1. G.I Joe Tattoos are not cool, if you have one your a goddamned asshole prick.
2. The D.I.C cartoon is the definite basis of all G.I Joe canon, or it should be.
3. Cutters favorite band is Blues Traveler, this makes Cutter a goddamned jerk.
4. 2001 is the best G.I Joe year since the 80's.
5. Hasbro should not listen to the fans
6. Investment Merchandise is lame, instead of lame ass cutesy children's toys we should have figures that don't suck.
7. Duke watches the 700 club, what a fag.
8. The Dils are great, thats not a G.I Joe fact but its true.
9. Destros Dominator is the most useless thing ever made with the Joe name on it.
10. Big Brawler is the lamest joke ever and it's continued overuse by a group of idiots goes to prove joe fans cannot ever come up with anything new and original.
11. Asking for handouts on your website about toys is about the lamest thing you could ever do.
12. Action figures should have the same range of movement they had in 1985.
13. Devils Due is the Live At Bukokan of G.I Joe, meaning it's terrible and ruined old things that didn't suck so bad.
14. Theres only like 3 G.I Joe sites worth a damn, and two of them are Smash The State and Broca Blutch.
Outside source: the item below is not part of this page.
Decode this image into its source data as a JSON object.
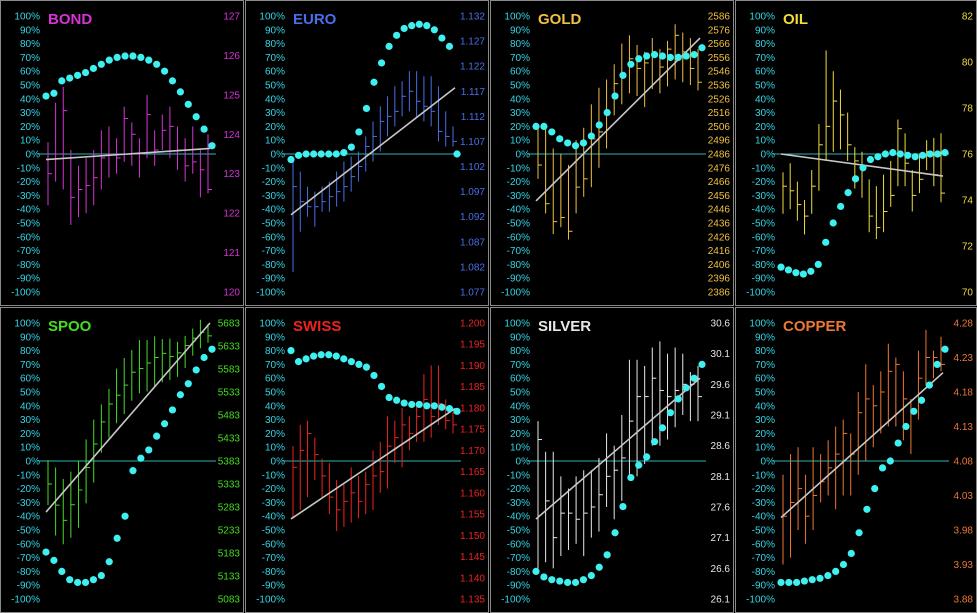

I don't know what the third one is, but 3 is a good number and gives me hope for this terrible fandom.
15. Dio Stories are usually completely awful.
16. Johnny Turk traded 4 HAVOCS for a Casio Keyboard and a copy of Lives In The Balance on tape.
17. Smash The State is the most important website about stupid action figures ever!
Saturday, October 11, 2008
Dear G.I. Joe fans...
Thanks too Last Best Angry Man I have now seen a dio story worse than those ones about god and bad Grand Slam customs. Mainly because it's about Werewolves, murder and poorly computer rendered bitches. It's like a song written by Glenn Danzig, except without great melodies and was made by probably a bigger jerk
"SLURP SLURP" indeed
Okay what the fuck?
I don't know what's worse the fact someone made this, or the fact decided the scantily clad woman should lose her clothing during decapitation.
Well that was something I never wanted too see but I did, and it was god awful. Fuck you whoever made this
Sunday, October 5, 2008
VACATION 08
Me and Johnny Wilks Turk are mad burnt out after writing about people we don't like almost daily for like 3 months so we're gonna be cool guys and take a break before we become jerks who don't write anything good and not know when to stop, because we'd probably have to move to New England for that to happen, and fuck that place. So Smash The State is going on vacation for a little while, in the mean time you can read Broca Fucking Blutch or Buy This Guys Records
We'll be back to posting about how much we hate jerks sooner then later though, because jerks will be jerks.
Thursday, October 2, 2008
Someones gonna pay like 13 bucks for this
I really hope that pump is included to help neckbeards breathe after it hits them they spent like 10-13 bones on a figure that has less joint movements then the Han Solo figure from like 1978. How useful is a giant fucking pump in battle, is deep-six supposed to jump up and down on it and ruffle some papers Cobra has or blow wind in there faces so they get all uncomfortable? This crazyass jerk is also packaged with a Rock N Roll that can accually move his damn arms so hes weighing down a figure with an inferior body style but is a cool dude, so fuck this guy!
Wednesday, October 1, 2008
Economic Crisis M-m-m-megapost! (accually this shit is about the DIC cartoon)
Even Cobra cannot escape monetary problems! SIGN OF THE TIMES? Nah this shit was like 1992, Resolute could never even hope to be as brilliant as the DIC cartoon. Unless the Resolute intro has Heavy Duty ELBOW DROPPING THE FUCKING WATER:
Cartoons about toys are pretty lame anyway but back in the early 90's when I had no job I'd get up on Saturday mornings, smoke a few joints and watch the DIC cartoon, so that makes it better then the Sunbow one by default.